Il a récemment décortiqué la lâcheté humaine dans son « Snow Therapy », le suédois Ruben Östlund revient en force et soumet une nouvelle œuvre où le malaise domine le spectateur. Il ne faudra pas chercher plus loin que les premières séquences afin de confirmer le point d’ancrage, se situant tout juste entre la satire et politiquement incorrect. La charnière de la société moderne actuelle ne repose que sur des valeurs de solidarité et d’altruisme, chose qui manque bien évidemment à une certaine classe sociale, qui fait l’objet d’un débat et d’un procès très spectaculaires. La mise à mort de l’éthique est alors au centre de la problématique, divisant davantage afin de mieux propager la réflexion qui s’en dégage.
Conservateur de musée et bourgeois jusqu’à la plus discrète cellule de sa matière grise, Christian (Claes Bang) devient malheureusement une victime de pickpockets et verra le reste de sa vie remis en cause dans une quête existentielle. Parallèlement, il tente de promouvoir une nouvelle exposition qui suscite autant de bienveillance que d’hypocrisie de sa part. Le tableau, le voici. L’œuvre exposé, le voilà. Il s’agit de ce personnage qui oscille entre la décadence et la rédemption, sans jamais atteindre une porte de sortie définitive. Il entre dans un vice qu’il ne contrôle pas, basé sur des préjugés, mais surtout sur un égoïsme propre à la passivité de la bourgeoisie face à « l’insignifiant ». En perpétuelle comparaison avec son prochain, le fossé entre lui et les classes inférieures
Le cadre et la composition s’efforcent d’induire une passivité, propre au comportement humain de nos jours. Les plans fixes et le fond sonore s’arrangent toujours pour rappeler au spectateur qu’il doit franchir la barrière de l’ignorance. L’hémorragie est autour de lui et se propage aussi bien au lieu de travail qu’à son domicile. Or, la peur est ce qui freine toute motivation et tout acte de générosité. La détresse, quant à elle, n’est que superficiel et ne permet pas de satisfaire entièrement la concession que peu de citoyens possèdent, à savoir la solidarité. La scène où se heurte l’instinct primitif à la haute société, portée par un Terry Notary titanesque, résume tout ce en quoi le film défend durement, la responsabilité sociale.

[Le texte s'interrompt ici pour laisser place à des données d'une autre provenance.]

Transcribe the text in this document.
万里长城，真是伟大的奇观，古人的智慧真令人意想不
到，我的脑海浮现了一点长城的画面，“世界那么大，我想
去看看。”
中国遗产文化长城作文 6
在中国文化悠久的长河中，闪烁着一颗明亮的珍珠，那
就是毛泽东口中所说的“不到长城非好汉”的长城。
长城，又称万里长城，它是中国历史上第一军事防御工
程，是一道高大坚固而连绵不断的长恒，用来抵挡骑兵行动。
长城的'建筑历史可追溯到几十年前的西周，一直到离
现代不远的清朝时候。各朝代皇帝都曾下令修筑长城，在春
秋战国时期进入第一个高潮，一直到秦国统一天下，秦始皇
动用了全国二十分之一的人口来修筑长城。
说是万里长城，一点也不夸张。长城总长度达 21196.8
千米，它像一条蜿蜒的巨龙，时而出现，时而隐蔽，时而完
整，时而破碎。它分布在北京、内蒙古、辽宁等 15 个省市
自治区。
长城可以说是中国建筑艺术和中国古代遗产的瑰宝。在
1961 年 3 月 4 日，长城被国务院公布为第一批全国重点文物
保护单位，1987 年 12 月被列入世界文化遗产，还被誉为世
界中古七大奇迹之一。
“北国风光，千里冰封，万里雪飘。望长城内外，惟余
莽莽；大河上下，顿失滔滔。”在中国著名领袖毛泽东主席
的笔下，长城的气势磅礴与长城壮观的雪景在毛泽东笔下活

La journaliste Anne (Elizabeth Moss), comme de nombreux personnages secondaires, illustrent parfaitement le phare ou guide spirituel dans la vie de Christian. Le montage peut perturber et donc soulever des contradictions qui se révèlent notamment être de l’hypocrisie pure. Les scènes s’étirent afin de nous plonger dans un malaise permanent, tout en gardant un plan fixe qui fait office de portrait, fresque ou miroir de vérité. Difficile à encaisser par moment, l’humour admet alors une place tout à fait primordiale entre deux vacarmes d’une intensité grimaçante. Le quiproquo n’est désormais qu’un motif qui rabaisse de plus en plus l’anti-héros dans une culpabilité qu’il apprendra à accepter. De ce fait, nous constatons que nous pouvons rire de tout et de l’art pour commencer. L’art moderne ici représente un patrimoine en devenir. Mais quels souvenirs, quelles images doit-elle véhiculer afin d’exposer toute la culture aux yeux du monde ? La négligence, tout comme le comportement d’insouciance est un fléau qui gagne de plus en plus de terrain dans une intrigue à la fois mal évaluée pour son discours qui prône une justice qui n’en est pas toujours une.

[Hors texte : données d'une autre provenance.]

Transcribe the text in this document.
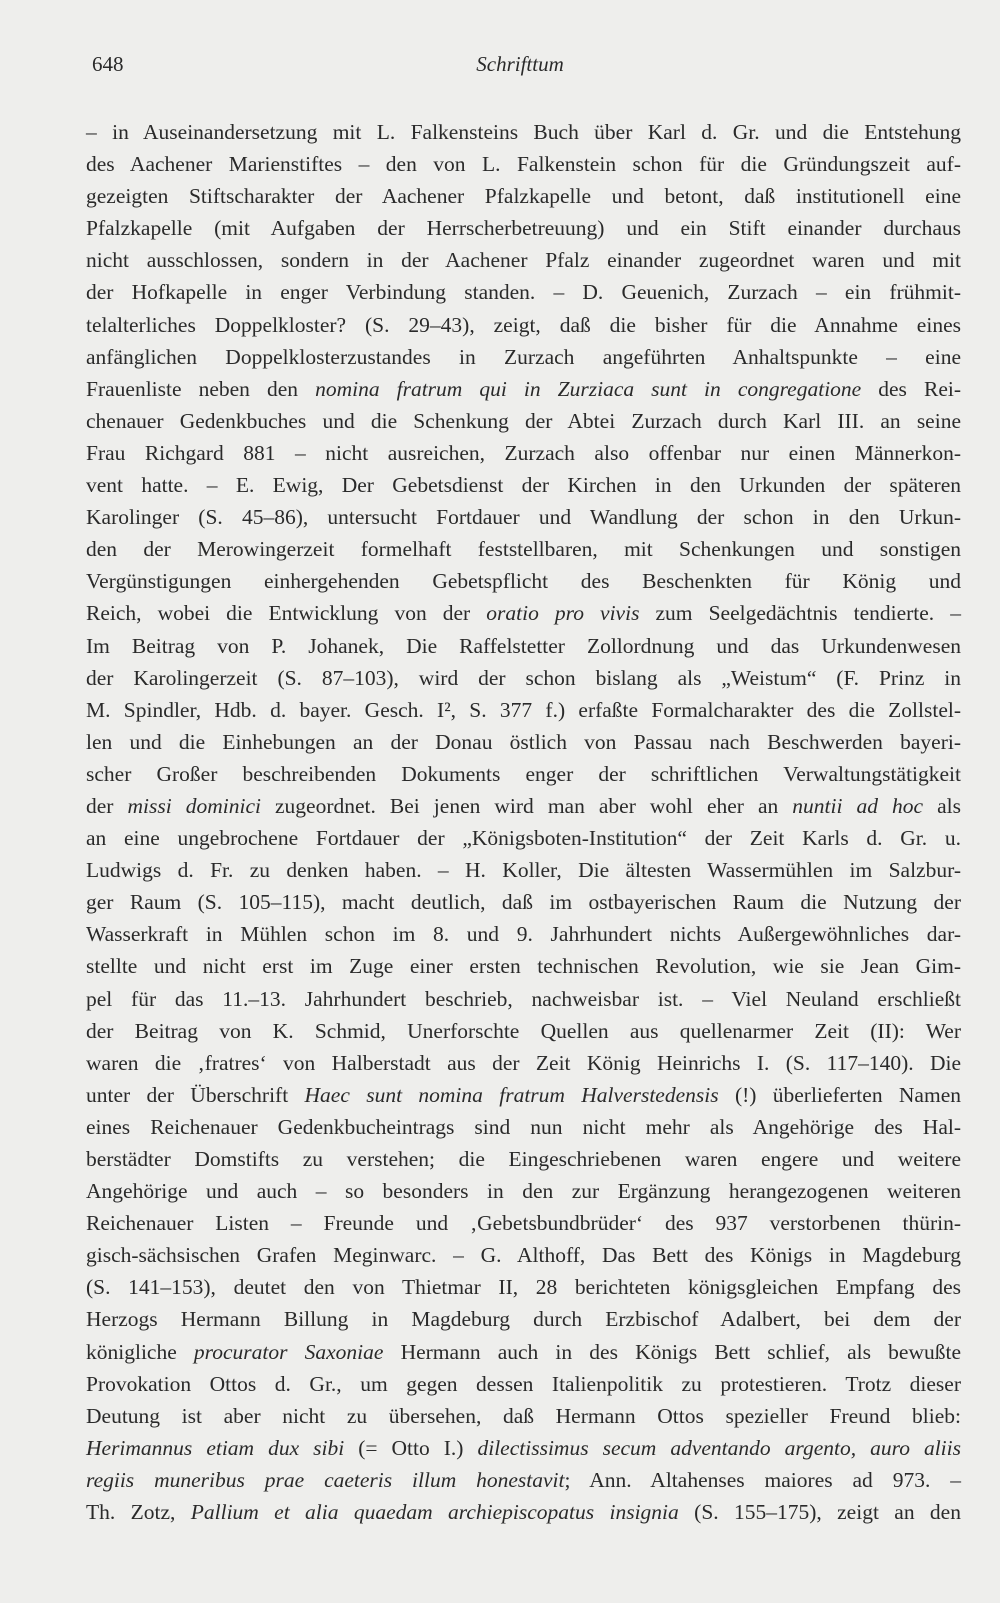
648	Schrifttum
– in Auseinandersetzung mit L. Falkensteins Buch über Karl d. Gr. und die Entstehung
des Aachener Marienstiftes – den von L. Falkenstein schon für die Gründungszeit auf-
gezeigten Stiftscharakter der Aachener Pfalzkapelle und betont, daß institutionell eine
Pfalzkapelle (mit Aufgaben der Herrscherbetreuung) und ein Stift einander durchaus
nicht ausschlossen, sondern in der Aachener Pfalz einander zugeordnet waren und mit
der Hofkapelle in enger Verbindung standen. – D. Geuenich, Zurzach – ein frühmit-
telalterliches Doppelkloster? (S. 29–43), zeigt, daß die bisher für die Annahme eines
anfänglichen Doppelklosterzustandes in Zurzach angeführten Anhaltspunkte – eine
Frauenliste neben den nomina fratrum qui in Zurziaca sunt in congregatione des Rei-
chenauer Gedenkbuches und die Schenkung der Abtei Zurzach durch Karl III. an seine
Frau Richgard 881 – nicht ausreichen, Zurzach also offenbar nur einen Männerkon-
vent hatte. – E. Ewig, Der Gebetsdienst der Kirchen in den Urkunden der späteren
Karolinger (S. 45–86), untersucht Fortdauer und Wandlung der schon in den Urkun-
den der Merowingerzeit formelhaft feststellbaren, mit Schenkungen und sonstigen
Vergünstigungen einhergehenden Gebetspflicht des Beschenkten für König und
Reich, wobei die Entwicklung von der oratio pro vivis zum Seelgedächtnis tendierte. –
Im Beitrag von P. Johanek, Die Raffelstetter Zollordnung und das Urkundenwesen
der Karolingerzeit (S. 87–103), wird der schon bislang als „Weistum“ (F. Prinz in
M. Spindler, Hdb. d. bayer. Gesch. I², S. 377 f.) erfaßte Formalcharakter des die Zollstel-
len und die Einhebungen an der Donau östlich von Passau nach Beschwerden bayeri-
scher Großer beschreibenden Dokuments enger der schriftlichen Verwaltungstätigkeit
der missi dominici zugeordnet. Bei jenen wird man aber wohl eher an nuntii ad hoc als
an eine ungebrochene Fortdauer der „Königsboten-Institution“ der Zeit Karls d. Gr. u.
Ludwigs d. Fr. zu denken haben. – H. Koller, Die ältesten Wassermühlen im Salzbur-
ger Raum (S. 105–115), macht deutlich, daß im ostbayerischen Raum die Nutzung der
Wasserkraft in Mühlen schon im 8. und 9. Jahrhundert nichts Außergewöhnliches dar-
stellte und nicht erst im Zuge einer ersten technischen Revolution, wie sie Jean Gim-
pel für das 11.–13. Jahrhundert beschrieb, nachweisbar ist. – Viel Neuland erschließt
der Beitrag von K. Schmid, Unerforschte Quellen aus quellenarmer Zeit (II): Wer
waren die ‚fratres‘ von Halberstadt aus der Zeit König Heinrichs I. (S. 117–140). Die
unter der Überschrift Haec sunt nomina fratrum Halverstedensis (!) überlieferten Namen
eines Reichenauer Gedenkbucheintrags sind nun nicht mehr als Angehörige des Hal-
berstädter Domstifts zu verstehen; die Eingeschriebenen waren engere und weitere
Angehörige und auch – so besonders in den zur Ergänzung herangezogenen weiteren
Reichenauer Listen – Freunde und ‚Gebetsbundbrüder‘ des 937 verstorbenen thürin-
gisch-sächsischen Grafen Meginwarc. – G. Althoff, Das Bett des Königs in Magdeburg
(S. 141–153), deutet den von Thietmar II, 28 berichteten königsgleichen Empfang des
Herzogs Hermann Billung in Magdeburg durch Erzbischof Adalbert, bei dem der
königliche procurator Saxoniae Hermann auch in des Königs Bett schlief, als bewußte
Provokation Ottos d. Gr., um gegen dessen Italienpolitik zu protestieren. Trotz dieser
Deutung ist aber nicht zu übersehen, daß Hermann Ottos spezieller Freund blieb:
Herimannus etiam dux sibi (= Otto I.) dilectissimus secum adventando argento, auro aliis
regiis muneribus prae caeteris illum honestavit; Ann. Altahenses maiores ad 973. –
Th. Zotz, Pallium et alia quaedam archiepiscopatus insignia (S. 155–175), zeigt an den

« The Square » symbolise bien plus que l’œuvre d’art qu’il est censé illustrer, tant dans le fond que dans la forme. On ne limite pas les actes de solidarité et d’altruisme à un simple carré de quatre mètres sur quatre, on tend à élargir l’étude à la vie en général. Le Square dont il est question dans le film est porté par chacun d’entre nous. Certains la limitent à leur famille ou à leurs amis proches, alors que d’autres s’ouvrent plus aisément aux étrangers, avec une initiative propre à l’acte recherché pendant tout le récit. Toute l’œuvre nous invite à lever la tête, à ouvrir les yeux, les oreilles et à ouvrir son cœur, avant que ce dernier ne se referme sur notre condition de vie, encore plus médiocre qu’auparavant. On constatera que la réparation est toujours permise, mais sera-t-elle reçue dans le meilleur état d’esprit possible ? On en ressort donc secoué et malmené pendant ces presque deux heures et trente minutes de séquences qui enchaînent les méandres de l’humanité, en dépit de son habilité à reconnaître ses torts.